Did you know that roughly 88% of the world’s population lives in the Northern Hemisphere? This perhaps isn’t altogether surprising given that 68% of liveable land is also in the Northern Hemisphere. However, that’s 88% of our total population whose experience of life differs in some fundamental ways from those “Down Under”. The most obvious of these is the seasons, with summer and winter being reversed. And, while this does not seem like such a great thing, it has an effect on a number of things. For example, in the Southern Hemisphere the academic year runs from February to December. The best time to go skiing is July or August. And Christmas is celebrated not with warm fires burning and snow on the ground, but with summer sun and barbecues and lashing of sunscreen.

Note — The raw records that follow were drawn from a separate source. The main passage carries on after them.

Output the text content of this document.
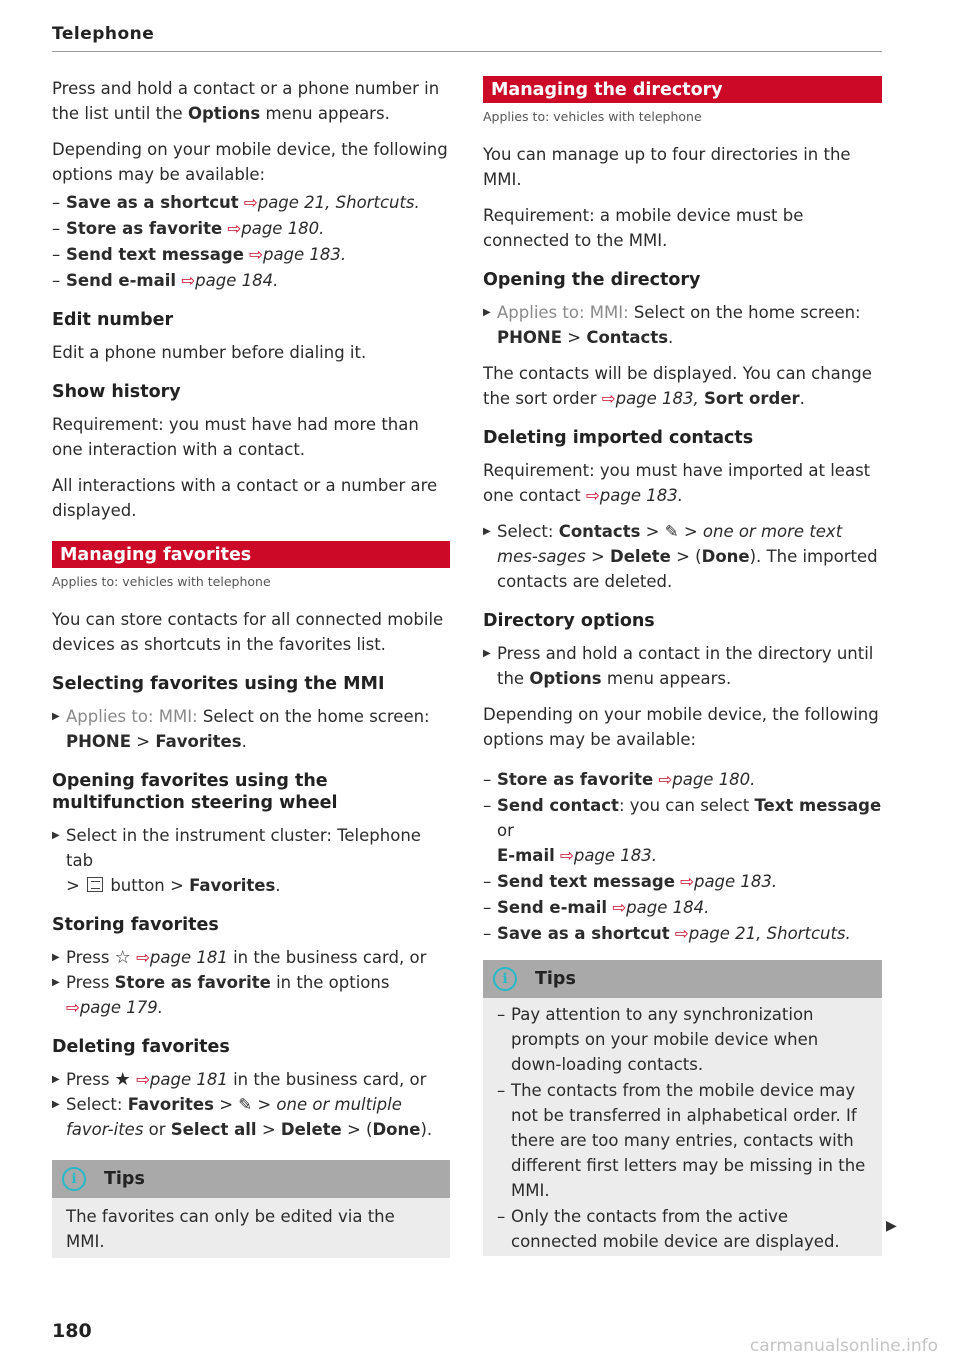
Telephone

Press and hold a contact or a phone number in the list until the Options menu appears.

Depending on your mobile device, the following options may be available:

– Save as a shortcut ⇨page 21, Shortcuts.

– Store as favorite ⇨page 180.

– Send text message ⇨page 183.

– Send e-mail ⇨page 184.

Edit number

Edit a phone number before dialing it.

Show history

Requirement: you must have had more than one interaction with a contact.

All interactions with a contact or a number are displayed.

Managing favorites
Applies to: vehicles with telephone

You can store contacts for all connected mobile devices as shortcuts in the favorites list.

Selecting favorites using the MMI

▶ Applies to: MMI: Select on the home screen:
PHONE > Favorites.

Opening favorites using the multifunction steering wheel

▶ Select in the instrument cluster: Telephone tab
>  button > Favorites.

Storing favorites

▶ Press ☆ ⇨page 181 in the business card, or

▶ Press Store as favorite in the options
⇨page 179.

Deleting favorites

▶ Press ★ ⇨page 181 in the business card, or

▶ Select: Favorites > ✎ > one or multiple favor-ites or Select all > Delete > (Done).

i	Tips

The favorites can only be edited via the MMI.

Managing the directory
Applies to: vehicles with telephone

You can manage up to four directories in the MMI.

Requirement: a mobile device must be connected to the MMI.

Opening the directory

▶ Applies to: MMI: Select on the home screen:
PHONE > Contacts.

The contacts will be displayed. You can change the sort order ⇨page 183, Sort order.

Deleting imported contacts

Requirement: you must have imported at least one contact ⇨page 183.

▶ Select: Contacts > ✎ > one or more text mes-sages > Delete > (Done). The imported contacts are deleted.

Directory options

▶ Press and hold a contact in the directory until the Options menu appears.

Depending on your mobile device, the following options may be available:

– Store as favorite ⇨page 180.

– Send contact: you can select Text message or
E-mail ⇨page 183.

– Send text message ⇨page 183.

– Send e-mail ⇨page 184.

– Save as a shortcut ⇨page 21, Shortcuts.

i	Tips

– Pay attention to any synchronization prompts on your mobile device when down-loading contacts.

– The contacts from the mobile device may not be transferred in alphabetical order. If there are too many entries, contacts with different first letters may be missing in the MMI.

– Only the contacts from the active connected mobile device are displayed.

▶
180
carmanualsonline.info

And because I live almost as southerly as a person can get, I can report that here, right on mid-year, we are most certainly experiencing winter. It’s a season that lends itself to the use of alliteration – wet, wild, windswept, wintery – cold, cloudy, crisp, chill. As I write today, I could use many of those words to describe the weather outside. A leaden sky hangs overhead. Wind swirls and eddies as though being chased by an invisible foe. Fat droplets of rain streak the windows and the best place to be is at home by the fire.
I can’t say I’m really a winter person. In fact, if I had to pick a favourite season it would be spring. New leaves, new flowers, new life, longer days, the prospect of the summer to come. It’s not too hot and not too cold – a bit like Goldilocks’ ideal porridge. Yet I don’t detest winter either. Here, in Auckland, we don’t get snow (a few flakes get spotted by keen-eyed individuals every few years but these melt before falling to the ground) and frosts are rare. Fogs sometimes plague the airport, stranding passengers and disrupting travel plans. Rain, on the other hand, is our main tormentor, coming in waves from all different directions, sending people scattering for cover and contemplating the need for webbed feet.
It’s definitely the sort of weather that lends itself to indoor pursuits. Movie watching, games, a spot of mindless web surfing. And, of course, what could be better than a spot of reading on a wild day? But then, that’s the joy of books. You can just as easily read one in the summer as you can in the autumn, winter or spring. You can read them in bed or on the beach or in a plane or on a train. What could be nicer?
So, whether your weather be blizzardly or brilliant, dive in and make the most of books. After all, it’s fine weather…for books.